DPA 1991 includes strict liability.
Defective Products Act 1991 - Defences under s. 6
i. Did not put product into circulation (e.g. stolen/still in production);

ii. Defect not present at time of circulation, appeared later (per cur: excluding latent defects);

iii. Not put into circulation for commercial purposes;

iv. Compliance with EC law caused defect;

v. State of science at time of circulation insufficient to discover defect.

vi. Raw material producers’ defence: overall design or assembly cause the defect.
EC Commission v. UK (1997)
ECJ interpreted defence v. (State of science at time of circulation insufficient to discover defect.) to refer not just to established industrial practice, but to any scientific knowledge available to the Def.
Limitation
Limitations (s. 7): 3 years from accrual, maximum 10 years from circulation.
Liability in Negligence for Defective Products - Introduction
NB: This should be examined in tandem with the 1991 Act; one major advantage here is that res ipsa cannot be used with the 1991 Act, whereas it can for negligence, and sometimes the Pl may have difficulty showing how the product caused damage.

Leading case: Donoghue v.

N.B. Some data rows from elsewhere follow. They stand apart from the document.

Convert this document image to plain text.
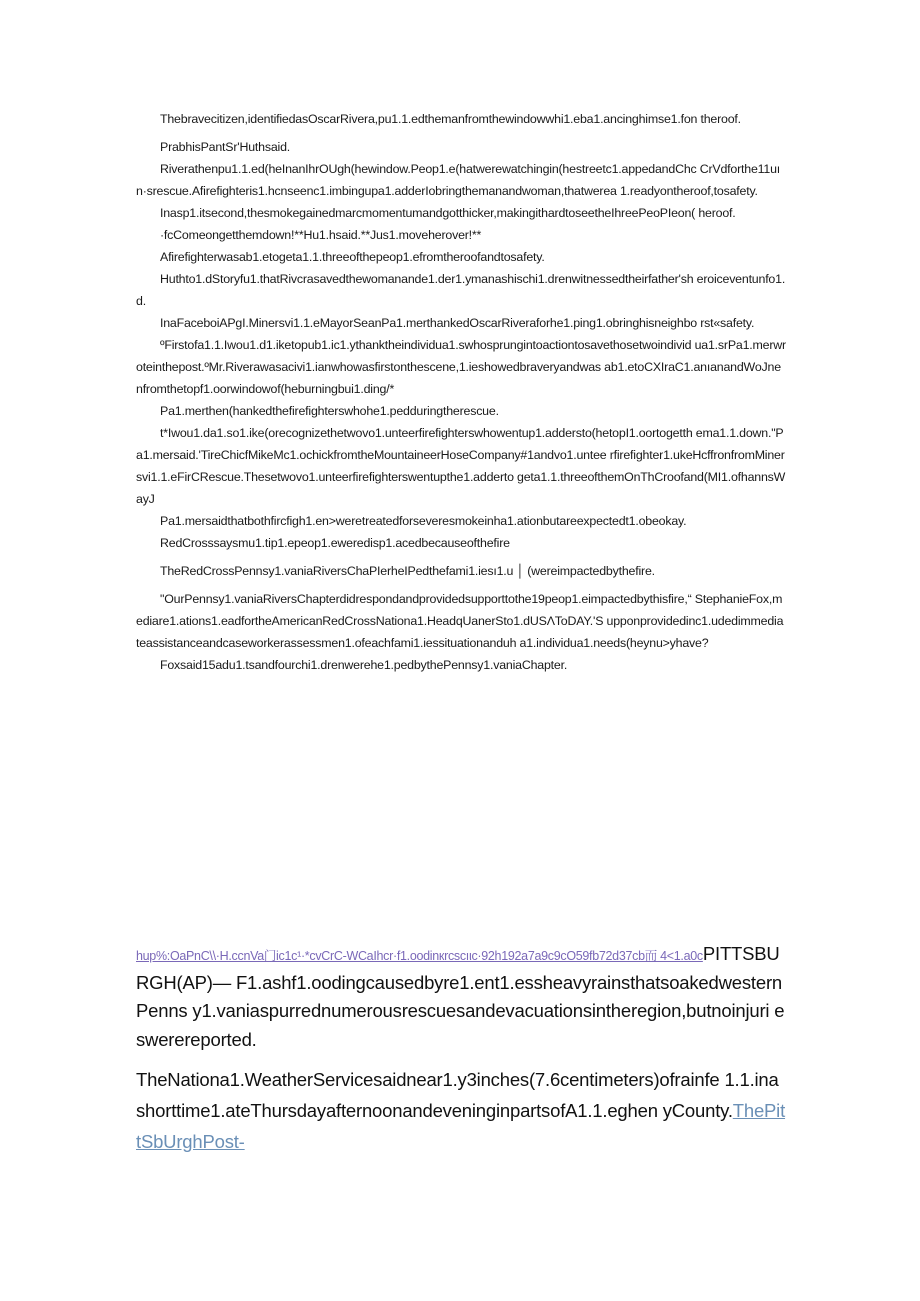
Thebravecitizen,identifiedasOscarRivera,pu1.1.edthemanfromthewindowwhi1.eba1.ancinghimse1.fon theroof.

PrabhisPantSr'Huthsaid.

Riverathenpu1.1.ed(heInanIhrOUgh(hewindow.Peop1.e(hatwerewatchingin(hestreetc1.appedandChc CrVdforthe11uın·srescue.Afirefighteris1.hcnseenc1.imbingupa1.adderIobringthemanandwoman,thatwerea 1.readyontheroof,tosafety.

Inasp1.itsecond,thesmokegainedmarcmomentumandgotthicker,makingithardtoseetheIhreePeoPIeon( heroof.

·fcComeongetthemdown!**Hu1.hsaid.**Jus1.moveherover!**

Afirefighterwasab1.etogeta1.1.threeofthepeop1.efromtheroofandtosafety.

Huthto1.dStoryfu1.thatRivcrasavedthewomanande1.der1.ymanashischi1.drenwitnessedtheirfather'sh eroiceventunfo1.d.

InaFaceboiAPgI.Minersvi1.1.eMayorSeanPa1.merthankedOscarRiveraforhe1.ping1.obringhisneighbo rst«safety.

ºFirstofa1.1.Iwou1.d1.iketopub1.ic1.ythanktheindividua1.swhosprungintoactiontosavethosetwoindivid ua1.srPa1.merwroteinthepost.ºMr.Riverawasacivi1.ianwhowasfirstonthescene,1.ieshowedbraveryandwas ab1.etoCXIraC1.anıanandWoJnenfromthetopf1.oorwindowof(heburningbui1.ding/*

Pa1.merthen(hankedthefirefighterswhohe1.pedduringtherescue.

t*Iwou1.da1.so1.ike(orecognizethetwovo1.unteerfirefighterswhowentup1.addersto(hetopI1.oortogetth ema1.1.down."Pa1.mersaid.'TireChicfMikeMc1.ochickfromtheMountaineerHoseCompany#1andvo1.untee rfirefighter1.ukeHcffronfromMinersvi1.1.eFirCRescue.Thesetwovo1.unteerfirefighterswentupthe1.adderto geta1.1.threeofthemOnThCroofand(MI1.ofhannsWayJ

Pa1.mersaidthatbothfircfigh1.en>weretreatedforseveresmokeinha1.ationbutareexpectedt1.obeokay.

RedCrosssaysmu1.tip1.epeop1.eweredisp1.acedbecauseofthefire

TheRedCrossPennsy1.vaniaRiversChaPIerheIPedthefami1.iesı1.u │ (wereimpactedbythefire.

"OurPennsy1.vaniaRiversChapterdidrespondandprovidedsupporttothe19peop1.eimpactedbythisfire,“ StephanieFox,mediare1.ations1.eadfortheAmericanRedCrossNationa1.HeadqUanerSto1.dUSΛToDAY.'S upponprovidedinc1.udedimmediateassistanceandcaseworkerassessmen1.ofeachfami1.iessituationanduh a1.individua1.needs(heynu>yhave?

Foxsaid15adu1.tsandfourchi1.drenwerehe1.pedbythePennsy1.vaniaChapter.

hup%:OaPnC\\·H.ccnVa门ic1c¹·*cvCrC-WCaIhcr·f1.oodinкrcscıιc·92h192a7a9c9cO59fb72d37cb而 4<1.a0cPITTSBURGH(AP)— F1.ashf1.oodingcausedbyre1.ent1.essheavyrainsthatsoakedwesternPenns y1.vaniaspurrednumerousrescuesandevacuationsintheregion,butnoinjuri eswerereported.
TheNationa1.WeatherServicesaidnear1.y3inches(7.6centimeters)ofrainfe 1.1.inashorttime1.ateThursdayafternoonandeveninginpartsofA1.1.eghen yCounty.ThePittSbUrghPost-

Stevenson (1931): established that a duty of care exists for the manufacturer of a product outside of contract law (contract law was not applicable because of privity).

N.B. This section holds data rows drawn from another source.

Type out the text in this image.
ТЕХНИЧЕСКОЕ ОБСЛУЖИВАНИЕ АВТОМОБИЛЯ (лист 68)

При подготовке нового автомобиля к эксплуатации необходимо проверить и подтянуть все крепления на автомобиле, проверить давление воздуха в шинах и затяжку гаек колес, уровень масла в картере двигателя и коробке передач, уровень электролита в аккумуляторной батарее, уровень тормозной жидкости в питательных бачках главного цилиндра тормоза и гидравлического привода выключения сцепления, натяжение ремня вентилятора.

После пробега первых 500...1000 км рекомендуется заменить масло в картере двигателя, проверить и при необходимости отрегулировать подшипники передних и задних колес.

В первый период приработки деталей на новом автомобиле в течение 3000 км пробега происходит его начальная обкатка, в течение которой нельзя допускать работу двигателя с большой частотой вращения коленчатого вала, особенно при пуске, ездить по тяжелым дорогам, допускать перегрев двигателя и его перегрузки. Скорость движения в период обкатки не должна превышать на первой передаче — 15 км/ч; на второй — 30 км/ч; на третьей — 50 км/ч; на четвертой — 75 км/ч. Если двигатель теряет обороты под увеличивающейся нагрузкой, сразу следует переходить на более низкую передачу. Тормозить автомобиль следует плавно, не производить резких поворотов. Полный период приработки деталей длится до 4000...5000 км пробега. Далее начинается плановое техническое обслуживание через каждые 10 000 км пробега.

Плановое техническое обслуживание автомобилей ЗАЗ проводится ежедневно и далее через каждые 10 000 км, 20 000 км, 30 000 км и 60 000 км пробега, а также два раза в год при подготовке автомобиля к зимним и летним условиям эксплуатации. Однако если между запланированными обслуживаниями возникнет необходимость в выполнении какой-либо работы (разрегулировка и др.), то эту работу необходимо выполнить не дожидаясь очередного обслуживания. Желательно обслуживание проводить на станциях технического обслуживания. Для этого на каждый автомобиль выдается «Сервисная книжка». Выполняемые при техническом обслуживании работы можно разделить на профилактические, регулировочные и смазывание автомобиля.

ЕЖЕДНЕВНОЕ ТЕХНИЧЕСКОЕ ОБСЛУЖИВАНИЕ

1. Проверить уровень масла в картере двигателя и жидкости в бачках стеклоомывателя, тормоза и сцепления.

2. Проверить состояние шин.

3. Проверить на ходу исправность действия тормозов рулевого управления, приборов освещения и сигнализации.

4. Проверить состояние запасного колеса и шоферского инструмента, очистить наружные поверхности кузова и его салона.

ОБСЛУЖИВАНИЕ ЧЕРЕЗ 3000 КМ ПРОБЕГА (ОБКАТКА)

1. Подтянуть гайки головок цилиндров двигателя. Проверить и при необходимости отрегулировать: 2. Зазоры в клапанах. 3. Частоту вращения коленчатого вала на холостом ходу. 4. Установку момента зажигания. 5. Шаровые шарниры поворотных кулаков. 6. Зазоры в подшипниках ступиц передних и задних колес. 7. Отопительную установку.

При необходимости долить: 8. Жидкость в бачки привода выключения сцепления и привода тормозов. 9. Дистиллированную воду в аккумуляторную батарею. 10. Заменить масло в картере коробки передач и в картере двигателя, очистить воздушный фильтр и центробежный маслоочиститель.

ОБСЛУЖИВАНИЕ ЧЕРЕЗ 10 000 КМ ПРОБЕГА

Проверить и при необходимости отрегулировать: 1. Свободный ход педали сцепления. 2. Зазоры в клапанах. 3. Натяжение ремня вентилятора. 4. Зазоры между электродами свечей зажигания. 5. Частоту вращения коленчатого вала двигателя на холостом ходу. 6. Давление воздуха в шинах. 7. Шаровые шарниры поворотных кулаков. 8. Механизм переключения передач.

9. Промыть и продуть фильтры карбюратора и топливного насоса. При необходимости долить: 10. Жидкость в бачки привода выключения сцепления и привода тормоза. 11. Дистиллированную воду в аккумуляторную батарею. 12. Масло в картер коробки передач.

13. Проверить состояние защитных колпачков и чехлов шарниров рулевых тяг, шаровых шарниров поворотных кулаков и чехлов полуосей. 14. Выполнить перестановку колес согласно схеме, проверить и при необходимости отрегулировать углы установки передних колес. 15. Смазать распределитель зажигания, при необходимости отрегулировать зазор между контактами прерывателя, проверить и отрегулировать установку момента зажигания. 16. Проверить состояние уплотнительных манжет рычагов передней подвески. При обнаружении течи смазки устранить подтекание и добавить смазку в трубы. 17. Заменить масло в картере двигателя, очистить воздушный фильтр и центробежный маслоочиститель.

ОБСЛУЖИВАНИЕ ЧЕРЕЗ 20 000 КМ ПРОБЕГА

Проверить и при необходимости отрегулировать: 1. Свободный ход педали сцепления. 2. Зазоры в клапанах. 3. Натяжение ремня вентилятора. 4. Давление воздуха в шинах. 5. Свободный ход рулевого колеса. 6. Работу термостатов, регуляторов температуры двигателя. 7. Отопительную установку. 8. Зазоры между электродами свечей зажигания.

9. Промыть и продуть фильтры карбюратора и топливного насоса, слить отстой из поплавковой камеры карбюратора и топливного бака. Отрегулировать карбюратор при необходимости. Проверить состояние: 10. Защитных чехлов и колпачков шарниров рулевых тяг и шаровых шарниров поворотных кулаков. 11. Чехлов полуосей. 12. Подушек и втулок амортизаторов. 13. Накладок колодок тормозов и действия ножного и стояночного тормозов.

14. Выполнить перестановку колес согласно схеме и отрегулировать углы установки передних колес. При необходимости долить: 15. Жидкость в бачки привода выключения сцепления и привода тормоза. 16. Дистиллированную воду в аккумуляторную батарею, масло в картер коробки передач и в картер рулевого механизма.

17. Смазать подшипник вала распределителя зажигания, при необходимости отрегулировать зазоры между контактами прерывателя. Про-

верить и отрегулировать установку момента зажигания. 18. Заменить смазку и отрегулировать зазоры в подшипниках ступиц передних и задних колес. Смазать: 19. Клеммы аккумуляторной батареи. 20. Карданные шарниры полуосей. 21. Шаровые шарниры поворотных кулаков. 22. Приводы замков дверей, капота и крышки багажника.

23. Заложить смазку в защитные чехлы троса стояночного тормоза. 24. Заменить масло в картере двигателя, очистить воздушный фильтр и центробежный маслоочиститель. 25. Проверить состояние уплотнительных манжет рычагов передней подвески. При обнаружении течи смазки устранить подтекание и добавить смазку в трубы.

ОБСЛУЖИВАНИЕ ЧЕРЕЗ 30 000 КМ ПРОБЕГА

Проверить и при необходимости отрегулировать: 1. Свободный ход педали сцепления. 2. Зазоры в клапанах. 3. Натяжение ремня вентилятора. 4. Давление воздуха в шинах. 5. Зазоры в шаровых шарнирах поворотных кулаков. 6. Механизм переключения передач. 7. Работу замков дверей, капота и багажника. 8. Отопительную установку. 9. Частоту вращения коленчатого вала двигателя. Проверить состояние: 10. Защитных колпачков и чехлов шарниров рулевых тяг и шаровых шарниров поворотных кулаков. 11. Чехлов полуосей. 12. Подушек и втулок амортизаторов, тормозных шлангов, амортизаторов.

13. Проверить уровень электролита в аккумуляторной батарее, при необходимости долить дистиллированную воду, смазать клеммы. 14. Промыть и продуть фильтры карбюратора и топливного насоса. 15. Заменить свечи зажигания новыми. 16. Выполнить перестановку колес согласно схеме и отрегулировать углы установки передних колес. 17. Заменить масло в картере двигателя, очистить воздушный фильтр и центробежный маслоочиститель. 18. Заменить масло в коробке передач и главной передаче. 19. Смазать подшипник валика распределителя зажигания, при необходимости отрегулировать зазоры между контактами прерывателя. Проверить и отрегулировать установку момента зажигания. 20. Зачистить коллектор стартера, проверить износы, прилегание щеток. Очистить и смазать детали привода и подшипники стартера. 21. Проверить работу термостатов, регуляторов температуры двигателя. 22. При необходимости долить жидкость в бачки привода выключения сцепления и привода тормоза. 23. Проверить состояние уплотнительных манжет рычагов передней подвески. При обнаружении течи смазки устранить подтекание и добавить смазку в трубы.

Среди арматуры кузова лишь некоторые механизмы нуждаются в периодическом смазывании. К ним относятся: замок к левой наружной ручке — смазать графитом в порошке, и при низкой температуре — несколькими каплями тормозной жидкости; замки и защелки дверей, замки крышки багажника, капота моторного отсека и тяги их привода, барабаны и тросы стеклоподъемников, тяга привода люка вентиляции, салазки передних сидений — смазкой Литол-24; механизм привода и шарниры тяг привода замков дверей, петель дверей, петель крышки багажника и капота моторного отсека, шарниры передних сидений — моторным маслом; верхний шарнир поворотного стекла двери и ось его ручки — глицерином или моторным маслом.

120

Approved in Ireland in Kirby v. Burke & Holloway (1944).
Liability in Negligence for Defective Products - Persons Owing a Duty of Care
Since Donoghue, the duty has been extended to various parties in addition to producers:

Parties with control over the condition of the product, parties with special skill and expertise, commercial entites;

Repairers (under Power v. Bedford Motor Co. (1959) – negligent repair work on a car);

Suppliers (under Keegan v. Owens (1953) – supplier of carnival swing boats held directly responsible for injury).
Liability in Negligence for Defective Products - Standard of Care
Depends on the nature of the product – e.g. high for pharmaceutical products; for clothing, there is a duty to warn sufficiently about flammability.
Cassells v. M&S (2001)
SC held a label stitched into the garment under the hem to be sufficient warning.
Keegan v. Owens (1953)
Pl was a voluntary assistant helping out with rides at a fairground, duty owed. – supplier of carnival swing boats held directly responsible for injury.
Brown v. Cotterill (1934)
Duty owed by stonemason to child visiting a graveyard.
Donoghue v. Stevenson (1931)
Established that a duty of care exists for the manufacturer of a product outside of contract law
Kirby v. Burke & Holloway (1944).
Approved Donoghue v. Stevenson (1931) in Ireland.
Power v. Bedford Motor Co. (1959)
Mechanics liable for negligent repair work on a car
Causation
Causal link between the defect (or lack of warning) and the damage must be shown by the Pl.
Duffy v. Rooney & Dunnes Stores (1997)
Despite insufficient warning as to flammability, no liability, as evidence showed that the garment would have been bought and worn regardless of a warning.